Second, I'm going to point out that you're likely losing due to your egotistical attitude and not your jungler. As a team game where you're playing alongside REAL people, you should expect that each human being will contribute in whatever way they believe is best. Your jungler has every right to determine what he/she can do best for the team, whether that's farm the jungle all game or gank only one lane. Keep in mind that it is in your biased experiences where you fail when the jungler doesn't babysit you. In the jungler's biased experiences, they succeed whenever they use the so-called "anchor".

Thirdly, as someone who has consistently played every role except support for the past 8 years and only switched to jungle in the most recent 2 years, I can tell you that winning your lane is much easier than carrying the team from the jungle. The bare minimum in your job as a lane is simple, especially a two-man lane - don't die. An extreme example I always refer to is that if you maintain distance, focus on farm and avoid taking damage it is virtually impossible to successfully gank you (unless of course, you don't belong in your division). That's it, it's simple. On the other hand, a jungler is faced with constant decisions - gank, farm, objectives? And each of those objectives come with sub-decisions - which lane? Which camp/route? When?

Lastly, if you take a look at my profile and replays you'll find that my duo (brother) and I do not belong in our current division. Our climb rate and performance each game demonstrates that. Further, our strategy involves myself ganking his lane more frequently than others. He's actually helping me with a research project where we're quantifying the relationships between different explicit metrics in in-game performance. One of these is the snowball effect. The gist of the research so far is that each point of gold above the average results in exponentially better performance. Therefore, snowballing one champion/lane while leaving the others to fend for themselves is most likely to yield the best results. All that needs to occur is that the rate of income for the one ally is greater than the rate of death of each other lane individually. That's not much to ask.

EDIT: If anyone would like more info about the research and its rationale, feel free to reply to this comment about it.

Darth Sidiouss6/2/2017, 2:06:35 AM1 votes

Opportunity is the key word to follow when playing jungle you have to seize and recognize EVERY fking opportunity and most of all plan ahead of potential threats. Jungle is just so important in winning right now its crazy. Thats how i became a jungle main i got so sick and tired of my jungler wasting OPPORTUNITIES that i always saw.

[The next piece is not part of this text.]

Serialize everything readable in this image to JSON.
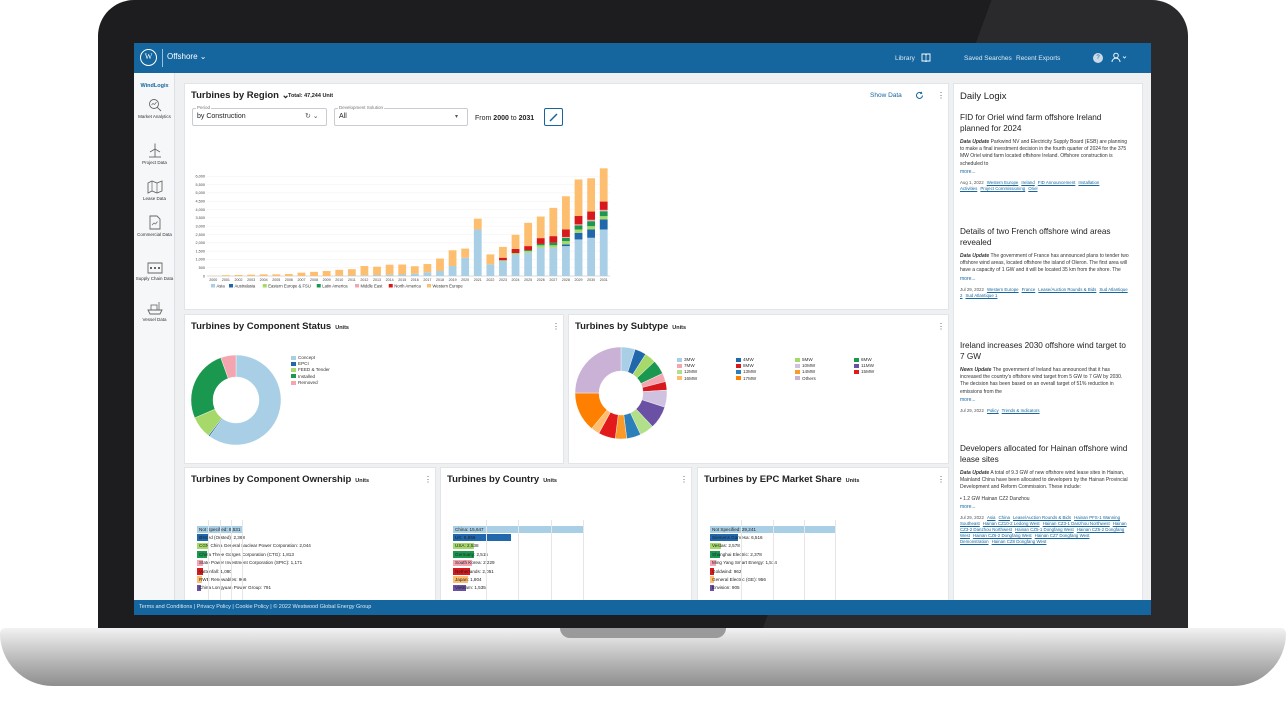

As far as ganking goes EVERYONE has to understand you cant be everywhere at once and even if you know where the enemy jungler IS you CANNOT always be around as you have your own gold and exp to acquire as well as success in ganking a lane. Counter ganking is good but can come at a price from other enemy rotations. The problem is communication such as your allies not knowing when your going to do a specific clear in route to a specific lane or not knowing just HOW delayed the gank will be. If the laners know your a good jungle already its much easier for them to read your movements on the map and their patience as well.

If you feel like your jungle is holding back your games consider mastering the jungle lane.